23. Açıklanan gerekçelerle başvurucunun Anayasa'nın 26. maddesinde güvence altına alınan ifade özgürlüğünün ihlal edildiğine karar verilmesi gerekir.

III. GİDERİM

24. Başvurucu; ihlalin tespiti ve yeniden yargılama yapılması ile 10.000 TL manevi tazminat talebinde bulunmuştur.

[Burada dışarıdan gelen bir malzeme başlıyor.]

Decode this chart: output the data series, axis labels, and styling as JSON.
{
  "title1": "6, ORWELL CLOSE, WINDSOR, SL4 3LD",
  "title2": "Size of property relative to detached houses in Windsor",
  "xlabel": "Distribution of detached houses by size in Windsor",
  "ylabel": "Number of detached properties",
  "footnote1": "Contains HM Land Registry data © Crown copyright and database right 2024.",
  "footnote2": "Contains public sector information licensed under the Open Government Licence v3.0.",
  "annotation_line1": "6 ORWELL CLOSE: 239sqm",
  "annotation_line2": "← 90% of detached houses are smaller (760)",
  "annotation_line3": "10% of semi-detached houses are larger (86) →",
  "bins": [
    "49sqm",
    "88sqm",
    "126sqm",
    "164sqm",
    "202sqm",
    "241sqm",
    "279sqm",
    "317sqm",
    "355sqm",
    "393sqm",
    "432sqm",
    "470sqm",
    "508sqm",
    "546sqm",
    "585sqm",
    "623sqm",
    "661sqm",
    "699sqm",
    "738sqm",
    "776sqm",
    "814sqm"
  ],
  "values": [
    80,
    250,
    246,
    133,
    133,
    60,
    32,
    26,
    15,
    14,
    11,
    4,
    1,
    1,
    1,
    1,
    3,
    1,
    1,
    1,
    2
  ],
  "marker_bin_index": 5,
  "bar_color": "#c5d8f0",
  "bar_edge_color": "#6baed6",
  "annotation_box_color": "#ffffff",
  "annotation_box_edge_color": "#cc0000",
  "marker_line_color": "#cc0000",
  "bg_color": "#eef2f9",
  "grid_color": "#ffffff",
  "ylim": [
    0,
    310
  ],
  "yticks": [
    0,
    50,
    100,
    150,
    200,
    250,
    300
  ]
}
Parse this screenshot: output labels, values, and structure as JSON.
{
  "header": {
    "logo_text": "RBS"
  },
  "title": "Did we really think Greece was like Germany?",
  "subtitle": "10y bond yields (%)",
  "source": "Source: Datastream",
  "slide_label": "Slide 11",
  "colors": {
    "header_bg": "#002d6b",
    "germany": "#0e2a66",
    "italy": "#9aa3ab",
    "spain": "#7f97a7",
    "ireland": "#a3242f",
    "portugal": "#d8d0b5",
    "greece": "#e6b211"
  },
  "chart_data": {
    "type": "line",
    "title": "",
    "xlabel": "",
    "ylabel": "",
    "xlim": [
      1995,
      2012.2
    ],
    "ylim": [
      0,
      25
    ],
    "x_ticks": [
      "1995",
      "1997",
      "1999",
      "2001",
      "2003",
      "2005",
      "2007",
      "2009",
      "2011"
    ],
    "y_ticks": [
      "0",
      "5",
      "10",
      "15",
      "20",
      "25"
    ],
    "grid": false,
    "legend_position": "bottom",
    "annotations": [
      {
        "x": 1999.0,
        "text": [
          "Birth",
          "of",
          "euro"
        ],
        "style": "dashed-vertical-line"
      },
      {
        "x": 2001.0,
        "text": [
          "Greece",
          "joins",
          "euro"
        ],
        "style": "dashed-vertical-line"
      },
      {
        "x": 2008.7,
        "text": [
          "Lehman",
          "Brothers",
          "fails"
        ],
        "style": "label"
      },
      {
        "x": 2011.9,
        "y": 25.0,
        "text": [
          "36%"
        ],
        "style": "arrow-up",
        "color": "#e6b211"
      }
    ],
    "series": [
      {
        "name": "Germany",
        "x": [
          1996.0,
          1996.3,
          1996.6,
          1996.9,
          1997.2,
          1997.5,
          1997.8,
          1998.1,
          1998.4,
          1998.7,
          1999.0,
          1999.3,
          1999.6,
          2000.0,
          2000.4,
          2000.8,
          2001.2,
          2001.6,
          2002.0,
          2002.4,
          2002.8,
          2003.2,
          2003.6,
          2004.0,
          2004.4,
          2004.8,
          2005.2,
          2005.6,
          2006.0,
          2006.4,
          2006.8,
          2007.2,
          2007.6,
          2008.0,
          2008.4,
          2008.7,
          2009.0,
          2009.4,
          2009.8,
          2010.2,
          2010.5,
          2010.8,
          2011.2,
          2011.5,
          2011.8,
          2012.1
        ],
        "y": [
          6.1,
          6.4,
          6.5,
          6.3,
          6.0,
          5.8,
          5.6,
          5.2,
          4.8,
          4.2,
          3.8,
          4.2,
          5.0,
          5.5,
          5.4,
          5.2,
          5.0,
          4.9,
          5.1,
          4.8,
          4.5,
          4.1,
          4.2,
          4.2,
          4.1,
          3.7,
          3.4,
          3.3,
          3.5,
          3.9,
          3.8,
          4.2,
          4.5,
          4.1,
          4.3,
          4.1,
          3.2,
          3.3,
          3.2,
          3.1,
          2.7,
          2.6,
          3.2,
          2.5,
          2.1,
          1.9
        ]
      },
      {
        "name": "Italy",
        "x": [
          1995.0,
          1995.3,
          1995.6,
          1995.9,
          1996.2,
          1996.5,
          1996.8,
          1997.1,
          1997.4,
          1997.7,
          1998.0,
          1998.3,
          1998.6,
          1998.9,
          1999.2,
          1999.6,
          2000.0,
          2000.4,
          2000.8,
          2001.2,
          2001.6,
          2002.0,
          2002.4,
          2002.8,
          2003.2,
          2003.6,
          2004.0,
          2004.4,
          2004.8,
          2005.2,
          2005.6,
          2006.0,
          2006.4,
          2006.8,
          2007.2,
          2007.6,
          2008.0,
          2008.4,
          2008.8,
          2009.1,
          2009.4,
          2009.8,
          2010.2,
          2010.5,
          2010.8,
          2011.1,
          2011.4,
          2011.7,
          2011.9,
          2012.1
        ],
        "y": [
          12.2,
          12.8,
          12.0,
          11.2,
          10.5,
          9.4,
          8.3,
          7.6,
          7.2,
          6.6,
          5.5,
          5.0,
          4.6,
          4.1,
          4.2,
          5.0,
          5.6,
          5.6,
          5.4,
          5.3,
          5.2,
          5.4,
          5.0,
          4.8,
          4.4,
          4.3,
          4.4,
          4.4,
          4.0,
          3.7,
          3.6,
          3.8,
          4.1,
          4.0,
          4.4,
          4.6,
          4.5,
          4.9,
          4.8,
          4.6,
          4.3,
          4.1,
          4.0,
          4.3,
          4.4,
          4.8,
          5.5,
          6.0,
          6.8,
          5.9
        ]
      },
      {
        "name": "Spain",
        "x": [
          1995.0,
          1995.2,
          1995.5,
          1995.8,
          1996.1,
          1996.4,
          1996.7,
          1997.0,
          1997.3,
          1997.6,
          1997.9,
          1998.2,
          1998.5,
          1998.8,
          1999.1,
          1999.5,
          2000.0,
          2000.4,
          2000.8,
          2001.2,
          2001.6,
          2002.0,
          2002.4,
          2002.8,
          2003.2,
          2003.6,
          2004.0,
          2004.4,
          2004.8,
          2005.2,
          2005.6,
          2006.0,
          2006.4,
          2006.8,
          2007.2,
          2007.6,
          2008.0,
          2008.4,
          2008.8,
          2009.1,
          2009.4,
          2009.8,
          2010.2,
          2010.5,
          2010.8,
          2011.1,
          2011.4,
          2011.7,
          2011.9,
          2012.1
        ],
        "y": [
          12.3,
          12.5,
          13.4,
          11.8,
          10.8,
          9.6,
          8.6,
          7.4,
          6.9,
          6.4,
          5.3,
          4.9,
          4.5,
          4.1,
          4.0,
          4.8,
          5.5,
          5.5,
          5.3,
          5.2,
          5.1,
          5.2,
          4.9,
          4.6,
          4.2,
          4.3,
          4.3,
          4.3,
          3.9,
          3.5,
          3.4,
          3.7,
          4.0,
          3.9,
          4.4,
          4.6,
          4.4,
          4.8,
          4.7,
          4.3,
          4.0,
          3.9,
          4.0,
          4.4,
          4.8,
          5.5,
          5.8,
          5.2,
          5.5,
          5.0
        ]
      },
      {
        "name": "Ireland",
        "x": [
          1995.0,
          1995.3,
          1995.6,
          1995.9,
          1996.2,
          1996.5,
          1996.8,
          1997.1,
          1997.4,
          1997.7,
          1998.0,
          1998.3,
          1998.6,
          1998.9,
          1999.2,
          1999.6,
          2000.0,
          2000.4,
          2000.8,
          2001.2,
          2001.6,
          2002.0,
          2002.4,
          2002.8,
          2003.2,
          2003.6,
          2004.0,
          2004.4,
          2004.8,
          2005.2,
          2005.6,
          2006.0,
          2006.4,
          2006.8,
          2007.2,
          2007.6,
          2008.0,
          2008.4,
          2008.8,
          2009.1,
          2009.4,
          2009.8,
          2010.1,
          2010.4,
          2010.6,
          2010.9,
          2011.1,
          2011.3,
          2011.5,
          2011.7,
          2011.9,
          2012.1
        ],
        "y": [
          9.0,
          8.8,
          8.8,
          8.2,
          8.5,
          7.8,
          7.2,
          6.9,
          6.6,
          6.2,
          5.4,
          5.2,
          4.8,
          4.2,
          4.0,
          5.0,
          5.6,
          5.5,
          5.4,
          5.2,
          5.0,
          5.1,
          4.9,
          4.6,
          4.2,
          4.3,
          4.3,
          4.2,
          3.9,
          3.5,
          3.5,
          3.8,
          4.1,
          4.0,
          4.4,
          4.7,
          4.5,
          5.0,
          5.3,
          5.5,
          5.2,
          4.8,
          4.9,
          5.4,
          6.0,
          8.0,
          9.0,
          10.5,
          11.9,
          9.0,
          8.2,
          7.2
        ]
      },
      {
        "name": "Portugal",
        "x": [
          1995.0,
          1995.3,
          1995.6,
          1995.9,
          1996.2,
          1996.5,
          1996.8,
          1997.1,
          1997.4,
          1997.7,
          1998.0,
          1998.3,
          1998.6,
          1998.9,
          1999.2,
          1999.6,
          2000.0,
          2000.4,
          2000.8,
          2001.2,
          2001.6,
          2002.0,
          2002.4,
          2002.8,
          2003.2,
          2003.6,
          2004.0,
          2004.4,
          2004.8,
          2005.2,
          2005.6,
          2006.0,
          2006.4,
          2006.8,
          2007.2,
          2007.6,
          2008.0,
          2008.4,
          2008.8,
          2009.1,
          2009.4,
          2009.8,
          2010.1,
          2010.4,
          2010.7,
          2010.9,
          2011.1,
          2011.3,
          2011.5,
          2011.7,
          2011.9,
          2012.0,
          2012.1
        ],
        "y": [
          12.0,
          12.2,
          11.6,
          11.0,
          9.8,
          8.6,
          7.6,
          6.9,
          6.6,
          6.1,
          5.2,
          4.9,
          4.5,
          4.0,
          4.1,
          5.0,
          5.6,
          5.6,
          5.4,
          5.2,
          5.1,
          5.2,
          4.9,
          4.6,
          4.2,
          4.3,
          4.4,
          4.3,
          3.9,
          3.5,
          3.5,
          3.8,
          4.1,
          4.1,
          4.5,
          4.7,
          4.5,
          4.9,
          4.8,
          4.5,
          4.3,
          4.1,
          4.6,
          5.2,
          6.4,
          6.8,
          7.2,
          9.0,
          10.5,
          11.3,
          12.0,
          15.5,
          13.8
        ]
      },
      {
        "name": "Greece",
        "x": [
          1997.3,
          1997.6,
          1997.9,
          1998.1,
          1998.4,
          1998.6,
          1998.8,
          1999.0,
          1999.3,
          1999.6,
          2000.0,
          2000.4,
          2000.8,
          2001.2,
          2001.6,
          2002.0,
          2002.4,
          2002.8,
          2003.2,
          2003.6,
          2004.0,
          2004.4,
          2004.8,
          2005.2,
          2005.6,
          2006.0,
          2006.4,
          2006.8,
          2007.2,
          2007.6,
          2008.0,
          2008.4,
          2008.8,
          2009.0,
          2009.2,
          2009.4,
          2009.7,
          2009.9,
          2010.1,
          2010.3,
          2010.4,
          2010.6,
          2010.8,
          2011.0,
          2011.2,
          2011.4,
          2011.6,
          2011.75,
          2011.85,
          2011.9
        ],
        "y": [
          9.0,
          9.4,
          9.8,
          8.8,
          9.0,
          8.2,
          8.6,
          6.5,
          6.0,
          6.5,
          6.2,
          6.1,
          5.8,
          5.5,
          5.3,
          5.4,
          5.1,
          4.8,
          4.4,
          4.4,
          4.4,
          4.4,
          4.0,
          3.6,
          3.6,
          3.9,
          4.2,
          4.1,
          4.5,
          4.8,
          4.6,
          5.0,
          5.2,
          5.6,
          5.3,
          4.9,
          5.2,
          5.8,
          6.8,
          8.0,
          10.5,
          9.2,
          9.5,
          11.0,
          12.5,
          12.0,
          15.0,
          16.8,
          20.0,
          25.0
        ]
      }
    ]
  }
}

25. Başvuruda tespit edilen anayasal hak ihlalinin sonuçlarının ortadan kaldırılması için yeniden yargılama yapılmasında hukuki yarar ve zorunluluk bulunmaktadır. Anayasa'nın 148. ve 153. maddeleri ile 30/3/2011 tarihli ve 6216 sayılı Anayasa Mahkemesinin Kuruluşu ve Yargılama Usulleri Hakkında Kanun'un 50. ve 66. maddeleri uyarınca ihlal kararının gönderildiği yargı mercilerince yapılması gereken iş, yeniden yargılama işlemlerini başlatıp Anayasa Mahkemesinin ihlal kararında belirtilen ilkelere ve gerekçelere uygun biçimde yürütülecek yargılama sonunda hak ihlalinin nedenlerini gidererek yeni bir karar vermektir (yeniden yargılama konusunda bkz. Mehmet Doğan [GK], B. No: 2014/8875, 7/6/2018, §§ 54-60; Aligül Alkaya ve diğerleri (2) [1. B.], B. No: 2016/12506, 7/11/2019, §§ 53-60, 66; Kadri Enis Berberoğlu (3) [GK], B. No: 2020/32949, 21/1/2021, §§ 93-100).

26. Öte yandan hak ihlali kararından Anayasa Mahkemesinin davanın sonucuyla ilgili olarak bir tutum sergilediği sonucu çıkarılmamalıdır. Anayasa Mahkemesince verilen hak ihlali kararı uyuşmazlığın sonuçlarından bağımsız olup başvurucunun şikâyetinin kabulüne ya da reddine karar verilmesi gerektiği anlamına gelmemektedir. Kural olarak, yargılamanın her aşamasında olduğu gibi ihlalin sonuçlarını gidermek üzere yeniden yapılacak yargılama sonunda da delillerin dava ile ilişkisini kurma ve bunları değerlendirip sonuç çıkarma yetkisi ilgili mahkemelere aittir.

27. Ayrıca ihlalin niteliği dikkate alınarak başvurucuya talebiyle bağlı kalınarak net 10.000 TL manevi tazminat ödenmesine karar verilmesi gerekir.

IV. HÜKÜM

Açıklanan gerekçelerle;

A. İfade özgürlüğünün ihlal edildiğine ilişkin iddianın KABUL EDİLEBİLİR OLDUĞUNA,

B. Anayasa'nın 26. maddesinde güvence altına alınan ifade özgürlüğünün İHLAL EDİLDİĞİNE,

C. Kararın bir örneğinin ifade özgürlüğünün ihlalinin sonuçlarının ortadan kaldırılması için yeniden yargılama yapılmak üzere Silivri Ağır Ceza Mahkemesine (2022/485 D.İş) iletilmek üzere Silivri 2. İnfaz Hâkimliğine (E.2021/3470, K.2022/14) GÖNDERİLMESİNE,

D. Başvurucuya net 10.000 TL manevi tazminat ÖDENMESİNE,

E. Ödemenin kararın tebliğini takiben başvurucunun Hazine ve Maliye Bakanlığına başvuru tarihinden itibaren dört ay içinde yapılmasına, ödemede gecikme olması hâlinde bu sürenin sona erdiği tarihten ödeme tarihine kadar geçen süre için yasal FAİZ UYGULANMASINA,

F. Kararın bir örneğinin Adalet Bakanlığına GÖNDERİLMESİNE 11/6/2025 tarihinde OYBİRLİĞİYLE karar verildi.